3 injured in helicopter crash in rural Douglas County

3 injured in helicopter crash in rural Douglas County »Play Video
A 1976 Bell Jet Ranger helicopter sits in the South Umpqua River after crashing near Days Creek on Monday.

DOUGLAS COUNTY, Ore. -- Three people were taken to the hospital after a helicopter crashed into a river in rural Douglas County Monday morning.

Emergency crews were notified of the crash before noon, as reports came in of a helicopter that had crashed in the South Umpqua River in the 13000 block of Tiller Trail Highway.

Two Oregon Department of Fish and Wildlife employees were on-board with the pilot when the helicopter crashed.

Eric Himmelreich, 35, broke two vertebrae in the crash. Holly Huchko, 34, suffered a broken back. They were both taken to Mercy Medical Center for treatment.

The adult male pilot was flown to Sacred Heart at RiverBend in Springfield by a LifeFlight helicopter. His condition is still unknown, officials said.

Milo resident Jerry Bonney says he helped at the scene when he saw the helicopter in the water. 
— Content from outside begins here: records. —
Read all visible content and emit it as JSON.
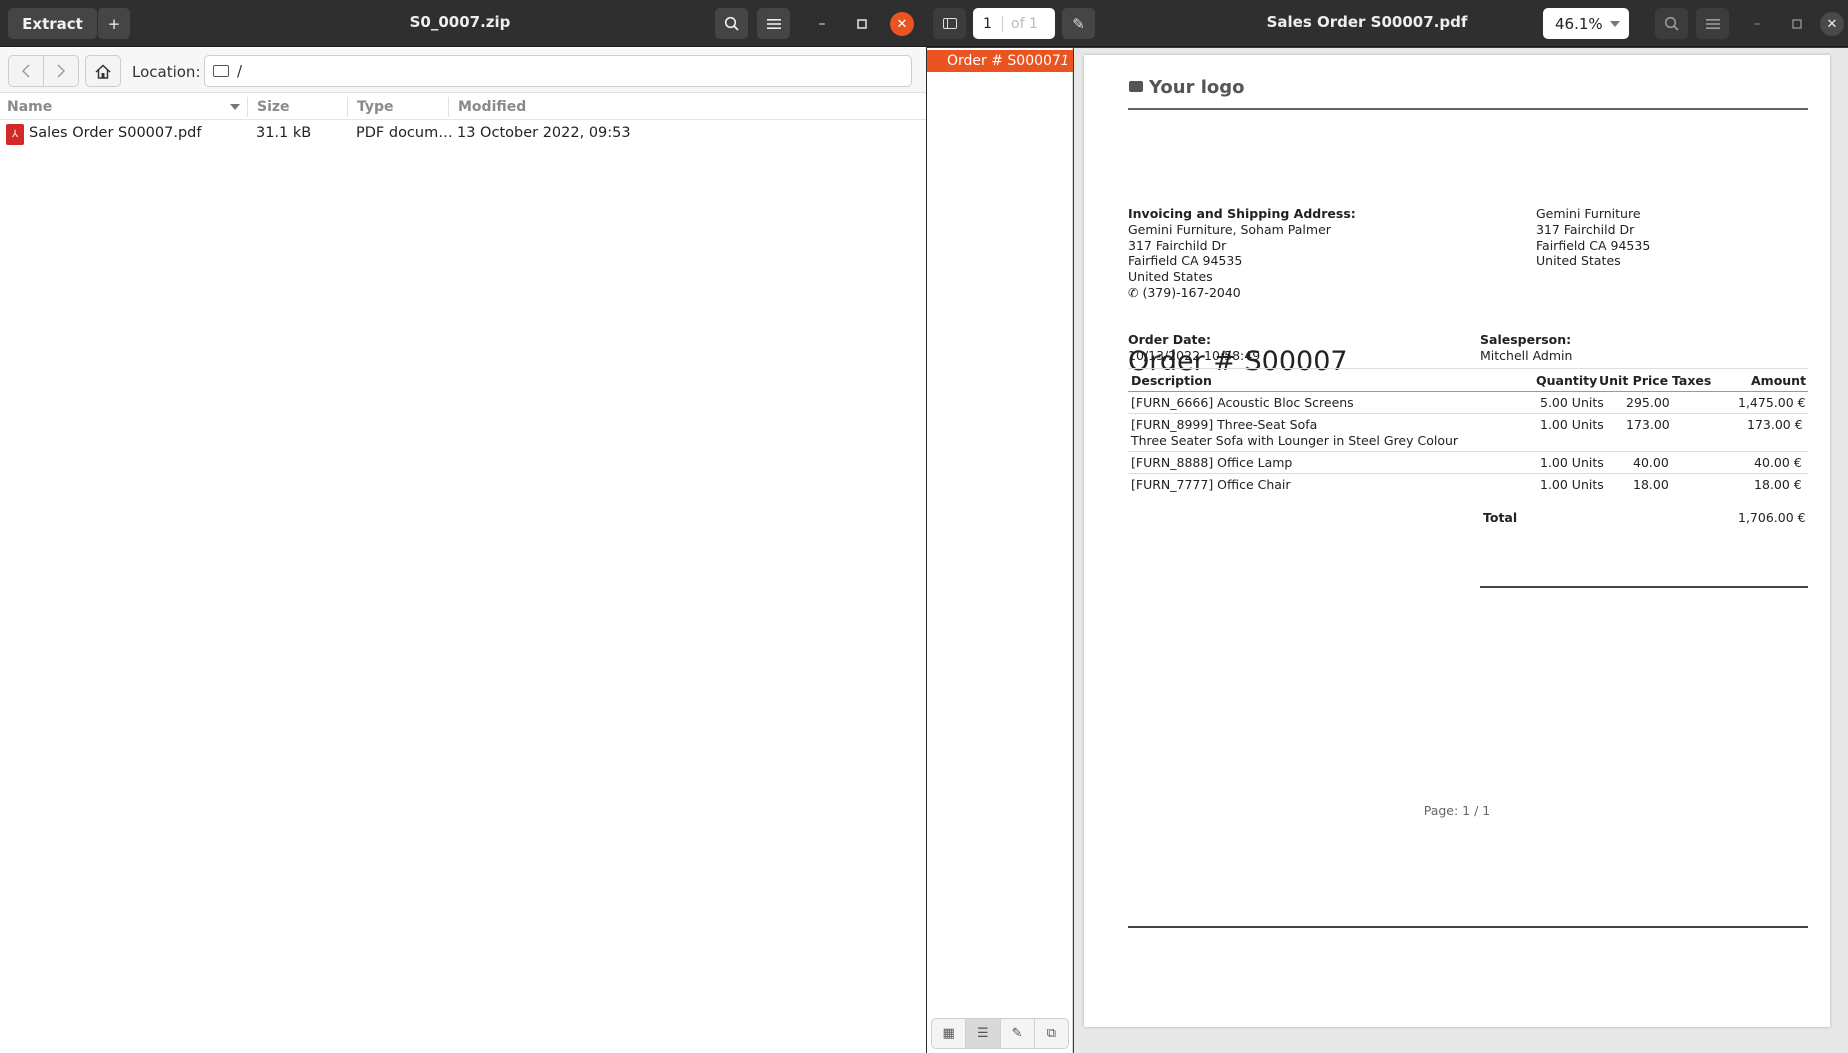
{
  "archive": {
    "extract_label": "Extract",
    "add_label": "+",
    "title": "S0_0007.zip",
    "location_label": "Location:",
    "location_value": "/",
    "columns": {
      "name": "Name",
      "size": "Size",
      "type": "Type",
      "modified": "Modified"
    },
    "files": [
      {
        "name": "Sales Order S00007.pdf",
        "size": "31.1 kB",
        "type": "PDF docum…",
        "modified": "13 October 2022, 09:53"
      }
    ]
  },
  "viewer": {
    "page_number": "1",
    "page_of": "of 1",
    "title": "Sales Order S00007.pdf",
    "zoom": "46.1%",
    "outline": [
      {
        "label": "Order # S00007",
        "page": "1"
      }
    ]
  },
  "document": {
    "logo_text": "Your logo",
    "address_heading": "Invoicing and Shipping Address:",
    "customer_lines": [
      "Gemini Furniture, Soham Palmer",
      "317 Fairchild Dr",
      "Fairfield CA 94535",
      "United States"
    ],
    "customer_phone": "(379)-167-2040",
    "company_lines": [
      "Gemini Furniture",
      "317 Fairchild Dr",
      "Fairfield CA 94535",
      "United States"
    ],
    "order_title": "Order # S00007",
    "order_date_label": "Order Date:",
    "order_date": "10/13/2022 10:58:49",
    "salesperson_label": "Salesperson:",
    "salesperson": "Mitchell Admin",
    "table_headers": {
      "description": "Description",
      "quantity": "Quantity",
      "unit_price": "Unit Price",
      "taxes": "Taxes",
      "amount": "Amount"
    },
    "lines": [
      {
        "description": "[FURN_6666] Acoustic Bloc Screens",
        "subdesc": "",
        "quantity": "5.00 Units",
        "unit_price": "295.00",
        "amount": "1,475.00 €"
      },
      {
        "description": "[FURN_8999] Three-Seat Sofa",
        "subdesc": "Three Seater Sofa with Lounger in Steel Grey Colour",
        "quantity": "1.00 Units",
        "unit_price": "173.00",
        "amount": "173.00 €"
      },
      {
        "description": "[FURN_8888] Office Lamp",
        "subdesc": "",
        "quantity": "1.00 Units",
        "unit_price": "40.00",
        "amount": "40.00 €"
      },
      {
        "description": "[FURN_7777] Office Chair",
        "subdesc": "",
        "quantity": "1.00 Units",
        "unit_price": "18.00",
        "amount": "18.00 €"
      }
    ],
    "total_label": "Total",
    "total_value": "1,706.00 €",
    "footer": "Page: 1 / 1"
  }
}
"I looked over the bank and there was a helicopter and three people hanging on it in the river, and I got out to help flag," he said.

The South Umpqua Steep Angle Rescue Team was called out to assist in getting the people to the road.

A hazardous materials team also responded to the accident site to try and contain fuel that was leaking from the aircraft.

Pacific Power was also notified that some powerlines were down as a result of the crash.

According to the FAA website, the tail number on the helicopter is registered to a 1976 Bell helicopter owned by Robert Ferriera out of Ashland. The website also lists Siskiyou Transportation Inc. and Timberland Helicopters Inc. as other owner names.

Authorities say the FAA and NTSB have been notified about the crash.

Both Huchko and Himmelreich are biologists that work out of the Roseburg office for the Umpqua Fish District. Huchko is an assistant district fisheries biologist and has been with the department 10 years. Himmelreich has been with ODFW as a fisheries habitat biologist for just over one year. 


This is a developing story and will be updated.